ORBacus implements key CORBA facilities including the Object Request Broker, the Portable Object Adapter, and support for the Internet Inter-ORB Protocol (IIOP). Its architecture emphasizes modularity with pluggable transports and protocol stacks to interoperate with systems using TCP/IP stacks on Linux, TCP listeners on Microsoft Windows, and network management platforms from HP (Hewlett-Packard). Features commonly cited in product descriptions include Object Activation via an Implementation Repository compatible with OMG specifications, an Interface Repository accessible to development tools, support for the CORBA Naming Service and Event Service, and tools for IDL compilation and stub/skeleton generation that interoperate with GNU Compiler Collection toolchains and Microsoft Visual Studio build environments.
ORBacus also offers enterprise-oriented services such as secure IIOP with SSL integration, thread-pool and concurrency policies to align with POSIX threading models, and facilities for logging and diagnostics compatible with vendor monitoring suites like HP OpenView and IBM Tivoli. Bridging options for interoperability with Web Services stacks and adapters for Java EE application servers have been provided by third-party integrators.
Developers use ORBacus by writing CORBA IDL interfaces, invoking the ORBacus IDL compiler to generate language-specific bindings, and implementing server objects in supported languages such as C++, Java, and sometimes Python via available mappings. Typical deployment patterns include multi-tier architectures integrating Oracle Database backends, middleware message buses like TIBCO Enterprise Message Service, and front-end systems hosted on Apache HTTP Server or NGINX. ORBacus has been embedded in telecom elements interoperating with switching systems from vendors such as Alcatel-Lucent and Huawei, and in control systems for aerospace contractors like BAE Systems.

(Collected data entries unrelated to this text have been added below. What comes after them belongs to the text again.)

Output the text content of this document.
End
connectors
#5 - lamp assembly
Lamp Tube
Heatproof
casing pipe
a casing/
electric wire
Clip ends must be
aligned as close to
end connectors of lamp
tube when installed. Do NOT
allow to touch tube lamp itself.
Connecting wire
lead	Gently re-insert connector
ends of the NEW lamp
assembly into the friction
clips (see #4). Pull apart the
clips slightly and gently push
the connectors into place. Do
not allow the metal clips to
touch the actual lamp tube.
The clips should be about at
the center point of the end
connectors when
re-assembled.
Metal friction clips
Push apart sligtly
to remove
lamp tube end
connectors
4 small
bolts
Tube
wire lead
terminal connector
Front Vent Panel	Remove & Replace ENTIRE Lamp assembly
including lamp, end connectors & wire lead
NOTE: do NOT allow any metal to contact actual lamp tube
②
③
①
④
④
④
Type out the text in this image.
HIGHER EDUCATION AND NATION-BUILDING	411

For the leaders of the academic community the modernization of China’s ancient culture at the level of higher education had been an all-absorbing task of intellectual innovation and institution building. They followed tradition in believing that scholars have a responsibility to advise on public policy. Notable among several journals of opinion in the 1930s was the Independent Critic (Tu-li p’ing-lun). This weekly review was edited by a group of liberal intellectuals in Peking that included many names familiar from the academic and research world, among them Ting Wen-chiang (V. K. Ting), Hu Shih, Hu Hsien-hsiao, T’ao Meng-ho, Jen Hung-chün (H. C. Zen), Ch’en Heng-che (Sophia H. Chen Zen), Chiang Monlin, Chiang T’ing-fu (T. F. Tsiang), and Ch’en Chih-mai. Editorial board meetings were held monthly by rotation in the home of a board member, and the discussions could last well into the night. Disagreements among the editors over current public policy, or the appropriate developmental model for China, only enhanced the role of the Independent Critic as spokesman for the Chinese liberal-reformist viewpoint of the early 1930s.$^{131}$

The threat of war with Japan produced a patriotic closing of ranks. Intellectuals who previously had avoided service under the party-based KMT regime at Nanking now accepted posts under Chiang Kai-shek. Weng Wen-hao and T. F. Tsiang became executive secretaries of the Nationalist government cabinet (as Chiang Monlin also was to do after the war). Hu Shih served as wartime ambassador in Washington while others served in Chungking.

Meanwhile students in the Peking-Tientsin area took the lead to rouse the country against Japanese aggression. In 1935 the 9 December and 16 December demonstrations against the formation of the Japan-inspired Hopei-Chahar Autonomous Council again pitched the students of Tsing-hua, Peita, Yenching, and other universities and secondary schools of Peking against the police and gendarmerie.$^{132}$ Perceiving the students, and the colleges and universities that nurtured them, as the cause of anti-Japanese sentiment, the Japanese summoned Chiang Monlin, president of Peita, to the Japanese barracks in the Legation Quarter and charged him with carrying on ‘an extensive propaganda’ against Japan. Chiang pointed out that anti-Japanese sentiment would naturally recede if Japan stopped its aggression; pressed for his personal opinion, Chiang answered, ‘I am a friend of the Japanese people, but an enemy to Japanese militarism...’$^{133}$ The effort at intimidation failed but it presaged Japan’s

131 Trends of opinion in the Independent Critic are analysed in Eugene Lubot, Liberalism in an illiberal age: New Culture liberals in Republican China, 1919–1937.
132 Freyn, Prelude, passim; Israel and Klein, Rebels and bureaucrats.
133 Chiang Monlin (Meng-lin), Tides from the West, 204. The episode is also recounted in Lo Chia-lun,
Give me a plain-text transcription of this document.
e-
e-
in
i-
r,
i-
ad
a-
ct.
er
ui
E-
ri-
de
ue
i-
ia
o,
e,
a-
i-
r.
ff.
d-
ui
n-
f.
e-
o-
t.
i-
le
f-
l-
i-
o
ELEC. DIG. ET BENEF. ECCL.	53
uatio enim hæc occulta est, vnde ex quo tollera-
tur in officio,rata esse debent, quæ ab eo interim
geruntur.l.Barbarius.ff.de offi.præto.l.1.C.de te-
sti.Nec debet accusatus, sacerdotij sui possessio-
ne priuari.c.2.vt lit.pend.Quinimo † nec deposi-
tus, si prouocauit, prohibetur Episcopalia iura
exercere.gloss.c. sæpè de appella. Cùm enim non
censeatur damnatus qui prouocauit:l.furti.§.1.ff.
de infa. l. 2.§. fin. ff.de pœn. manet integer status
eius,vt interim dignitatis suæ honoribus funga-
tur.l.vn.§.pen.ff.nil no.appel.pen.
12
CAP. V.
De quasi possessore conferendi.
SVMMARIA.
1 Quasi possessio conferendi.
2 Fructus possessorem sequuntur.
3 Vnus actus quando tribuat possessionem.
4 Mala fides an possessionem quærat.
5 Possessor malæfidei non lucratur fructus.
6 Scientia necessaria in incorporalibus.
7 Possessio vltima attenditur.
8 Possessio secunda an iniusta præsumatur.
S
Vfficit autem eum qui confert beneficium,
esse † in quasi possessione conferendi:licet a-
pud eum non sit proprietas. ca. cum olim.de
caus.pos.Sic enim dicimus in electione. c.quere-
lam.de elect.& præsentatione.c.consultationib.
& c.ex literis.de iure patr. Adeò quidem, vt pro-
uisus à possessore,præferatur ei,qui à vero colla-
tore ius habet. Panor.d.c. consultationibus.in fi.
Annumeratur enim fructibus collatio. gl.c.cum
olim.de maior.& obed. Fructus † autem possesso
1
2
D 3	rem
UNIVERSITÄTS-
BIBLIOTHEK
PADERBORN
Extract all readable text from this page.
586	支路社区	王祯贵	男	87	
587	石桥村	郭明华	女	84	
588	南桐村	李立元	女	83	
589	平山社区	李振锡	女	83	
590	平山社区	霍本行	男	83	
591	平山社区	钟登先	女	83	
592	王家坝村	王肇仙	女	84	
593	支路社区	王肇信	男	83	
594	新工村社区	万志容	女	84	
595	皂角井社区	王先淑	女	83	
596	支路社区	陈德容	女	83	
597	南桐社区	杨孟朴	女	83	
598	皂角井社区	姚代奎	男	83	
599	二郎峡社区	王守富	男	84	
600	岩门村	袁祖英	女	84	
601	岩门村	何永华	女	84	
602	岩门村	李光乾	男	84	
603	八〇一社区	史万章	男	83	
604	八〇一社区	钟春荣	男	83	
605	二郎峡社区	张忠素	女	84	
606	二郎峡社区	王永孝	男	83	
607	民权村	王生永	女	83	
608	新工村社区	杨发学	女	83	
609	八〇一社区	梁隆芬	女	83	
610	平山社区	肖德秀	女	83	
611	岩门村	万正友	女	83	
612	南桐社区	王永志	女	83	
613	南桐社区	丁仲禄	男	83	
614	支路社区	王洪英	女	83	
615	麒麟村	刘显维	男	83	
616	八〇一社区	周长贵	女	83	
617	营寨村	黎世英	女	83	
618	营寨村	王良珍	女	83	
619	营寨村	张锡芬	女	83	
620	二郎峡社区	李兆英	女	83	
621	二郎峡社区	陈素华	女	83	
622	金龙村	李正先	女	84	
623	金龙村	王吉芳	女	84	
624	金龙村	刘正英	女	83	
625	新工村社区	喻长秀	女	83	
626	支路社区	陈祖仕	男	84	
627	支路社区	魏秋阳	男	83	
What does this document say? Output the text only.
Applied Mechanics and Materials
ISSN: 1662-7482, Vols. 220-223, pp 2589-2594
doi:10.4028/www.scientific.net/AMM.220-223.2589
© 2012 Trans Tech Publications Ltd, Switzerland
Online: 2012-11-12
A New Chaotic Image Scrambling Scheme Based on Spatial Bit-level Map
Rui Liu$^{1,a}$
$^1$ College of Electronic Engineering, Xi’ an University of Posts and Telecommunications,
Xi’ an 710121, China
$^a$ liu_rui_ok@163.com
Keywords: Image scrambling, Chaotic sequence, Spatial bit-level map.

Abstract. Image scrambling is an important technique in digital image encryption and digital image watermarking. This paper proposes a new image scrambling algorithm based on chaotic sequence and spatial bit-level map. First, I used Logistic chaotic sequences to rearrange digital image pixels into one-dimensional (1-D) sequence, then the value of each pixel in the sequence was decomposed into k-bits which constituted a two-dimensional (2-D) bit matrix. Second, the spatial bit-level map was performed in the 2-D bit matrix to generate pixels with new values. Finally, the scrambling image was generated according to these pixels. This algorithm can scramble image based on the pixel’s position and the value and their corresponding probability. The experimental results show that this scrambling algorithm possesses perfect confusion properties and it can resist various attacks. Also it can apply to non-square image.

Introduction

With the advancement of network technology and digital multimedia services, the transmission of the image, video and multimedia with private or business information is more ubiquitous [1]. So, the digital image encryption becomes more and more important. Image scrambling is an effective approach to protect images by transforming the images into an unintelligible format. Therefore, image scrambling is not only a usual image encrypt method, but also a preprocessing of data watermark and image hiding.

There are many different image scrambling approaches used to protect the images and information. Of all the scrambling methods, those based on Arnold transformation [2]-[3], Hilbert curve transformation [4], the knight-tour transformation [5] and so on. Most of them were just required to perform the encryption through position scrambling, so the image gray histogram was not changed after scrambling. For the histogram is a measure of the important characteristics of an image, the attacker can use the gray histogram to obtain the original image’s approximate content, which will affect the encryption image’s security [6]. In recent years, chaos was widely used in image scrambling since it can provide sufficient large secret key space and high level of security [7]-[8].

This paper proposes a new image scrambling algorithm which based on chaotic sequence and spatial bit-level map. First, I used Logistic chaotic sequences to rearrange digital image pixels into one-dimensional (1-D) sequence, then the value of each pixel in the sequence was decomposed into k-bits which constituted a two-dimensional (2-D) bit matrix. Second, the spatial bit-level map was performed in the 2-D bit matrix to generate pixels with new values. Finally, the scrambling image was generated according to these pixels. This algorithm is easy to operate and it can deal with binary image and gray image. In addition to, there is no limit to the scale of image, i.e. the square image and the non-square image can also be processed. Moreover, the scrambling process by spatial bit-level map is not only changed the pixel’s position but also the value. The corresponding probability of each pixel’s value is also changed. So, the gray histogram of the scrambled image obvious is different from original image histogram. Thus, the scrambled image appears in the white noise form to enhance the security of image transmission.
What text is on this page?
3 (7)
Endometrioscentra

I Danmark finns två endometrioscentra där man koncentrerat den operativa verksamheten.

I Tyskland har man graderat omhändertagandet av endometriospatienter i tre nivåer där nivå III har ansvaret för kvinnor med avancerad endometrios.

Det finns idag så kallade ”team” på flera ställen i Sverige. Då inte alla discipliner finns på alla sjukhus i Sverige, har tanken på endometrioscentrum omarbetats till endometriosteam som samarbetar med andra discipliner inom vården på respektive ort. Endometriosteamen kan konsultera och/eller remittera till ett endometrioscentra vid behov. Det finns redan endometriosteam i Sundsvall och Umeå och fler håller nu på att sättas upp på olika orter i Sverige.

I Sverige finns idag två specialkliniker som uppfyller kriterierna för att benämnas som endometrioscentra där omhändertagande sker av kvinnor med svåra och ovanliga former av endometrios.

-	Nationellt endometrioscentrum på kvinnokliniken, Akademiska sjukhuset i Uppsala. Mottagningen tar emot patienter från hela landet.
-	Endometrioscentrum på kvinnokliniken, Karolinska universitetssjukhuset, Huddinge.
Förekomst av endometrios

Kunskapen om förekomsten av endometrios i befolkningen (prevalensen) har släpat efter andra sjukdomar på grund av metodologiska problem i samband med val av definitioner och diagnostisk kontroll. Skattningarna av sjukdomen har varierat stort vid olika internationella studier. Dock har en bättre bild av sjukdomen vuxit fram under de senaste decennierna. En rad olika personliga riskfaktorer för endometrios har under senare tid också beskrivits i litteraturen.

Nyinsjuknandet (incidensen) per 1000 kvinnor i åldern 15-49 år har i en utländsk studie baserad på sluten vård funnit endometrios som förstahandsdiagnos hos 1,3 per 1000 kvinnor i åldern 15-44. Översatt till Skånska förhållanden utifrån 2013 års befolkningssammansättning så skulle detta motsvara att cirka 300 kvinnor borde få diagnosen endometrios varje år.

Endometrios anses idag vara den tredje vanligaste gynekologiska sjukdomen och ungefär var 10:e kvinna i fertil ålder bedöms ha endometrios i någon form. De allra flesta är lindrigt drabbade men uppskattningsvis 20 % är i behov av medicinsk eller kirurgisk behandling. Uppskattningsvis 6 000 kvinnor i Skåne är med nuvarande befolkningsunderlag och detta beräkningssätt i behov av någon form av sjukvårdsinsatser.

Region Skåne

Administrators manage ORBacus instances with supplied tools for process activation, logging, and configuration; integration scripts often interface with configuration management tools from Puppet (software), Ansible, or Bash-based deployment environments. Integrations with LDAP directories and enterprise identity providers have been used to implement access controls consistent with organizational policies.
ORBacus was engineered for low-latency remote method invocation and predictable behavior in high-throughput environments. Performance tuning options include object adapter policies, connection pooling, thread allocation, and transport-layer parameters to optimize throughput on platforms from Sun Microsystems SPARC servers to commodity x86 clusters. Benchmarks performed by system integrators compared ORBacus to alternatives such as TAO (The ACE ORB) and IORB under workloads typical of telecommunications signaling and financial transaction processing. Scalability is achieved through horizontal deployment of ORB instances, use of CORBA Naming and Trading Services for dynamic discovery, and integration with load-balancing appliances and software from vendors like F5 Networks.
ORBacus has historically been distributed under a commercial license with options for runtime deployment and developer editions. Support and maintenance contracts typically provide access to patches, updates, and technical support channels provided by commercial stewards such as Progress Software Corporation or authorised partners. Professional services, including porting, performance tuning, and protocol bridging, have been offered by systems integrators including Accenture, Capgemini, and niche consultancies specializing in CORBA migrations and legacy system modernization.